日本だと、閉店時間ぎりぎりに飛び込んだお客にも丁寧に応じる。しかし、ドイツでは、30分前くらいから閉める体制にはいっているようだ。
少し前に店に入っても、露骨にいやな顔をされたり、「今日はもう終わり!」などといわれる。そこで、お客をとりこぼすことを厭わないのだ。
スーパーのレジ。時間帯によっては混み合って延々と並ぶことになるが、それを怒る人はいない。“人が少ない時は商品の整理などを手伝い、多い時はレジを増やす”というようなことはしない。レジの担当は商品の品出しを手伝ったりはしないのだ。
お店の評判が落ちて立ち行かなくなりそうだが、この対応が、事務職でも、商店でも全部で行われたら・・・。それについて競争しないので、企業も商店も困らない。むしろ顧客が行動を変えて、「この時間は混むから、今日は早退しよう」などと調整するのだ。
個人の事情で短縮勤務している人にも当てはまる。午後4時に帰る人がいたとすると、そのあとの時間は同僚による代わりの対応はなし。問い合わせした人はすんなりとあきらめるので、トラブルにもならない。
例えば日本で、いつも午後4時に帰る人がいるとする。そうすると、その後の2時間は同僚が埋め合わせをする。(埋め合わせしなければクレームになる)。
会社としては普通にまわるけれど、短縮勤務の人はいつも周囲に気を遣う羽目に。翌朝、メールを見てお礼やお詫び。そして、同僚も同様に疲弊していく。
ヨーロッパ(ドイツ)がよさそうなことばかり書いたが、育児休業後の復帰はどうか。
前のポジションを準備したり人事部がどこかを斡旋してくれる日本と違い、空いているポジションを自分で探して応募しなければならない。
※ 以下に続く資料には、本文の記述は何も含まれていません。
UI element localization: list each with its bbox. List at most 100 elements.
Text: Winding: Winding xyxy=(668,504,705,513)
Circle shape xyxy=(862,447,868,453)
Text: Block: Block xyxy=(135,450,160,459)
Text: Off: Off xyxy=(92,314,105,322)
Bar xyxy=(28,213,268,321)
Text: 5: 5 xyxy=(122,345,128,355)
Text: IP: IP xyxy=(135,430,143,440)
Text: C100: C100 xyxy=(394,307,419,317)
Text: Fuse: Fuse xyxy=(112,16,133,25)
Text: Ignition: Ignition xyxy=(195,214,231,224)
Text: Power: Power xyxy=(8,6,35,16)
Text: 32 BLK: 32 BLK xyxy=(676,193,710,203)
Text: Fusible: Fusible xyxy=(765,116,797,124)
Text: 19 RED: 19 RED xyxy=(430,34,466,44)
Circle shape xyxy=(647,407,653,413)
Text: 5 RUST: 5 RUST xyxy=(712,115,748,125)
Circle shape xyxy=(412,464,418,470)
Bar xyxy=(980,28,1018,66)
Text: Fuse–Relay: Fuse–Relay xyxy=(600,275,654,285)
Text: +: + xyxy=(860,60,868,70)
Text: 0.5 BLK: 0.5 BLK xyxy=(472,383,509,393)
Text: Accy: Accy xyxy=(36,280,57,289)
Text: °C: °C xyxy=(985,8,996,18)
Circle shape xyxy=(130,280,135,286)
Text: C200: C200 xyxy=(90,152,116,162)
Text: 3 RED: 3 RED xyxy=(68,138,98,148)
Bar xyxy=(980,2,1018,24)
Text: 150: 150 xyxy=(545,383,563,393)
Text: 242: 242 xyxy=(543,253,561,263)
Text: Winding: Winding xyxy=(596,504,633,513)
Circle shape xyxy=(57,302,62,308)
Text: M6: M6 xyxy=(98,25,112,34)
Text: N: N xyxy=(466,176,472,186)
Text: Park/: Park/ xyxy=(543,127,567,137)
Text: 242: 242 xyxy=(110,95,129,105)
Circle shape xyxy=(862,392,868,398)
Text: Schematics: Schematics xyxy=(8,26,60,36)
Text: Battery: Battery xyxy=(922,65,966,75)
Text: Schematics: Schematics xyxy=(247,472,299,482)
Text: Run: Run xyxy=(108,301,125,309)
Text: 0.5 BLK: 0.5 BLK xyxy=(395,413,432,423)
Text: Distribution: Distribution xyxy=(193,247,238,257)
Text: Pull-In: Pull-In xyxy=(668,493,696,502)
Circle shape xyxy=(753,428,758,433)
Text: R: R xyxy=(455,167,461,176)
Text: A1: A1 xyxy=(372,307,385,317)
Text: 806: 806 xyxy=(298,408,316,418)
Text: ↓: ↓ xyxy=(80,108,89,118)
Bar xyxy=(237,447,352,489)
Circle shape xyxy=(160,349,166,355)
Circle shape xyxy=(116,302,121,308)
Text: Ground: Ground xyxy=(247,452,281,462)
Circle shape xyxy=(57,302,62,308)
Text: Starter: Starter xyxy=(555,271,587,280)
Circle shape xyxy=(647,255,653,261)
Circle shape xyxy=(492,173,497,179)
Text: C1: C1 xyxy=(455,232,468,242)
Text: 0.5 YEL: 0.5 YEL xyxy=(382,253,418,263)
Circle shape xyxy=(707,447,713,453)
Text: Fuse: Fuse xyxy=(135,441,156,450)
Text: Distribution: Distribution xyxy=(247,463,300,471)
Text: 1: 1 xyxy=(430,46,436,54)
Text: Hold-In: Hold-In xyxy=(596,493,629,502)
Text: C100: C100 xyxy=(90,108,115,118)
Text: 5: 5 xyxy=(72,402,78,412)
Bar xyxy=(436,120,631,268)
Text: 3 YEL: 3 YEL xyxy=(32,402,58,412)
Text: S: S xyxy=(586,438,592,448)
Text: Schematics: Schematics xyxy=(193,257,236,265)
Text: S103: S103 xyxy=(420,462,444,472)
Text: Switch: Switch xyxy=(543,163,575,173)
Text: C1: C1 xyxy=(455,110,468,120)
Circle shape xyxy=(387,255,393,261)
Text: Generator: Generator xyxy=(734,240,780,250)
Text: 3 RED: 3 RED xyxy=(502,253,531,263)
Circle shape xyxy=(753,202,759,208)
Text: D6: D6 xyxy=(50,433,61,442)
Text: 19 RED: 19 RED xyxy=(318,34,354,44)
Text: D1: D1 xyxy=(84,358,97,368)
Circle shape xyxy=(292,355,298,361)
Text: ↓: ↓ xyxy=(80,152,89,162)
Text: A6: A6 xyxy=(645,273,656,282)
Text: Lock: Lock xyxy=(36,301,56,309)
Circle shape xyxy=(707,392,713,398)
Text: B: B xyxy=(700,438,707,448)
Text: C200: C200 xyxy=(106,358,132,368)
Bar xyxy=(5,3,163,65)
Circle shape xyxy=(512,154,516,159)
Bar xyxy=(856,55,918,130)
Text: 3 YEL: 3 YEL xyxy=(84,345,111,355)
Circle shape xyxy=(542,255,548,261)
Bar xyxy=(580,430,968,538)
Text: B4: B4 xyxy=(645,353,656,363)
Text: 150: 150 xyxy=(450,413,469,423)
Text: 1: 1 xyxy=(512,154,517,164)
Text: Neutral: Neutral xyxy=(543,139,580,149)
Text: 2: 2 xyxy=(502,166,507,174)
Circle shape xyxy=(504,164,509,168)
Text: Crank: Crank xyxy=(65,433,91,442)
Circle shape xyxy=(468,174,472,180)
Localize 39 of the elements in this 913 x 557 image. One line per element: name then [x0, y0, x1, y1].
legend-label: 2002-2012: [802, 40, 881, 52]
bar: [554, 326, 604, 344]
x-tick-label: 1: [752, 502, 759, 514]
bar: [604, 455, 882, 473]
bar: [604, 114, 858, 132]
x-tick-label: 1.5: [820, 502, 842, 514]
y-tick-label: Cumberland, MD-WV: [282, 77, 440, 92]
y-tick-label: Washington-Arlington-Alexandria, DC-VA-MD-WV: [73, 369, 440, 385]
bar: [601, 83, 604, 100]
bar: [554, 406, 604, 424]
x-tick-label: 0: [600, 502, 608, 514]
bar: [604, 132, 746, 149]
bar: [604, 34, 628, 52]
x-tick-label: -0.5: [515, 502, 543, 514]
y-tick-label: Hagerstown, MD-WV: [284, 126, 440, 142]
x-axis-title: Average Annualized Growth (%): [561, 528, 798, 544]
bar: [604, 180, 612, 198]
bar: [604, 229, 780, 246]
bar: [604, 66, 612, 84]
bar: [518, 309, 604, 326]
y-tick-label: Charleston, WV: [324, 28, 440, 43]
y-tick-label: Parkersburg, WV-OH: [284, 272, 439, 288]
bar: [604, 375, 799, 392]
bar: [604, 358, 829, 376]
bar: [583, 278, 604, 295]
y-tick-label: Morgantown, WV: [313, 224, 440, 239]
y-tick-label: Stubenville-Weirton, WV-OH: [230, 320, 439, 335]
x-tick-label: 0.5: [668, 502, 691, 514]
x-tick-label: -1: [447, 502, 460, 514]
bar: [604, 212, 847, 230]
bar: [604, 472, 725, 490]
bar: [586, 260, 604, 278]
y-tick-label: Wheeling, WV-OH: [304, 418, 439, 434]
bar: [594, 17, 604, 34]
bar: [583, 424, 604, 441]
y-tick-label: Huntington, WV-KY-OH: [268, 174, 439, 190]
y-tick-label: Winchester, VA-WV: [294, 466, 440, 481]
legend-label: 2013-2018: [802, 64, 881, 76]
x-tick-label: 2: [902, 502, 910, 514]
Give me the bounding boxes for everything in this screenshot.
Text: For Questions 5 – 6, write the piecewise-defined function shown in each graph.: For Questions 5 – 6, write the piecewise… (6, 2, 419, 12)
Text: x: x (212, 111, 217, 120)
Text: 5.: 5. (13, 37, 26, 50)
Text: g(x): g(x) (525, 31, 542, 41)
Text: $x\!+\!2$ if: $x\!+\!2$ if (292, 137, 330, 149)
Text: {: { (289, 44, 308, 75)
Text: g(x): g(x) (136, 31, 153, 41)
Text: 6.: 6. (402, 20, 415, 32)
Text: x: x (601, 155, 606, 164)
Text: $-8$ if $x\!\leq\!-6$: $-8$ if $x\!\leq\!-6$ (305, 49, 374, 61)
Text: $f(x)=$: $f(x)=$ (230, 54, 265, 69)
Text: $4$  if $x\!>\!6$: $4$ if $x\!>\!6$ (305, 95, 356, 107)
しかし、優秀であれば採用されるから、スキルアップに余念がない。
「時間中、ずっと席にいる」ことだけでは評価されないかわり、何が出来るかに焦点があてられる。
以上、個人的に知ったことだけを書いたので、必ずしもドイツ全土で同じ対応とは限らないが、参考にはなると思う。
要は、もしも休暇や時短を望んでヨーロッパの真似をしようとするならば、それと引き換えに「今享受している便利なサービス」を捨て、仕事については自発的に真剣にスキルアップをしなければならない、ということだ。
よいニュースもある。日本でも、ITの進歩により、在宅ワークを取り入れる企業が出て来たこと。業種にもよるだろうが、今後、サービスの質を落とさずに、仕事が出来る時代がくるかもしれない。